The random encounters of strangers are among the best means to assess attitudes about race. I was traveling through China before the holidays, and I witnessed a moment that revealed the complexities of the subject. At one of the Beijing railway stations, a Chinese man pushed his way through the crowd waiting to board the express service to Shanghai, in order to request through gestures that an African-American tourist pose with him for a selfie. While he had a sincere smile and left satisfied, one of the Chinese with whom I was traveling, a young lady who has studied in America, felt awkward, as if her cosmopolitanism had been compromised by her countryman.
The African-American fellow, with whom I then struck up conversation as we inched forward among the many passengers jostling to make their way through the turnstile, shrugged it off with great forbearance. He was from Kansas City, celebrating his birthday, enjoying the sights. He had been treated as an exotic specimen. Yet probably he had experienced worse (We talked about the egg on hamburger sandwich available as a special at Chinese outlets of an American fast food chain, but not back home).
I realized that I cannot judge. It would be wrong to suppose the Chinese were represented by that snapshot. The individual who wanted the memento had some sort of motivation invisible to me but compelling him to approach a Black person, in particular. I remember when the Chinese would shout at foreigners on the street, not kindly at all. I also have read reports of rioting against African students, not long ago. Whites had other odd experiences. I observed crowds forming to take a snapshot with my nephew, a “big White baby,” on the Great Wall at the turn of the millennium, to the annoyance of his mother, a petite blonde Englishwoman fluent in Mandarin, and amusement of his father (my brother), an assimilated Chinese American. That was before White people — or mixed persons — became so common at such destinations.
Yet I, too, would be stereotyping in turn if I inferred too much from an isolated incident. This was one guy approaching another guy. Their interaction was on the whole positive. Chinese and African-Americans have admired one another: Chairman Mao was a hero to some Black Panthers in a forgotten aspect of the global history of revolutionary movements. Chinese also remember the privileges of colonialism, accorded European and other white foreigners in Shanghai and Hong Kong. Americans who are not black hold ample invidious prejudice toward blacks, and I am sure I am no exception in terms of implicit bias. Chinese differentiate internally among Chinese by province, dialect, ethnicity, and faith, even if outsiders would deem them all to look alike.
American principles and Chinese traditions are not the same. It would be presumptuous to insist on the former over the latter, especially within China. There remain many discrepancies between American norms and Chinese norms, and between American norms and American daily life. That is true on many issues.
None of these reflections is meant to excuse the dangerous assumptions people make based on skin color. It is instead a reminder to self to be humble and avoid self righteousness. For me to scold a Chinese person in China, however silently and even if I share Chinese ancestry, would be arrogant, making obvious an American sense of privilege. My American identity is most apparent in the China of my ancestors.
The problem in this situation is that there is no truly neutral vantage point. Our attitudes cannot help but have an origin.

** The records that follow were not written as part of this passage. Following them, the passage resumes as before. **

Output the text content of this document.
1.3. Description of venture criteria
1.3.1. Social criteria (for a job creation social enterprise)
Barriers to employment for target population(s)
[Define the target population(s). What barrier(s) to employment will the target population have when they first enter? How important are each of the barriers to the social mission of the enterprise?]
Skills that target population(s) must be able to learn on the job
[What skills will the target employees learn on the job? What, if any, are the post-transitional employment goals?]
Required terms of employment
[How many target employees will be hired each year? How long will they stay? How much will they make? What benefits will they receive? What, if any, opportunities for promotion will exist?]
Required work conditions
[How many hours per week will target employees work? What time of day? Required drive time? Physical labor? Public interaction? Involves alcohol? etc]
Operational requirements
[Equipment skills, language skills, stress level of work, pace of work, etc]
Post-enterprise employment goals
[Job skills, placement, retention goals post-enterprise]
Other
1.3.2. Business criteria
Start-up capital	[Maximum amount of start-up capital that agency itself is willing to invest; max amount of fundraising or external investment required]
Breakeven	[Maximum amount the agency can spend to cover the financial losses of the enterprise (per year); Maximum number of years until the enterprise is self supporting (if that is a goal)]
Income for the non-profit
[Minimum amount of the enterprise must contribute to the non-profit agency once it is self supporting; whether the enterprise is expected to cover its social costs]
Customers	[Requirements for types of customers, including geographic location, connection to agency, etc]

We believe ourselves enlightened, but others may well look upon us as we do our predecessors. Scientific racism was regarded as objective in its day, because all facts have their own framing. We will violate our own ideals, if we apply them carelessly to those who never consented to the same principles.
For that matter, I admit to relying on a form of profiling in China. I approach non-Asians on the street to ask directions or for answers to other questions, since I am not fluent in the language of my forebears. A Zimbabwean student, for example, explained to me how to queue properly at the next train station along my journey. I had figured he would be more likely to comprehend English when I bypassed a dozen Chinese to direct an inquiry to him about how to do business at the ticket counter. He didn’t regard that as an insult. I was hoping for help from him rather than planning to oppress his people. We chatted while waiting about why he had come to China. He was betting on the future. He also couldn’t afford tuition in the States.
Perhaps the most unusual breach of American etiquette against group generalizations is the Chinese admiration of Jews. There is a popular Chinese embrace of Jewish culture. Dozens of new programs have been established at Chinese universities in the discipline of Jewish studies. Yet as some have noted with a bit of uneasiness, the Chinese have essentially taken the characteristics ascribed to Jews by anti-Semites and given them a positive interpretation. The Chinese talk about Jewish dominance of global finance, Jewish political influence in America, and Jewish contributions to Hollywood, with the same exaggerations as those who would react most negatively, except the Chinese respond most positively, declaring they wish to do what Jews have done. The Chinese fascination is itself fascinating. It has been wholesome to this point.
My personal conclusion, which I would not impose, is that what is most important is openness, engagement, and doubt about especially what I am certain of. Everything matters in race matters: intent, context, power, and history. As there is a diversity of people, there is a diversity of opinion. More than one understanding of race may be rational and moral.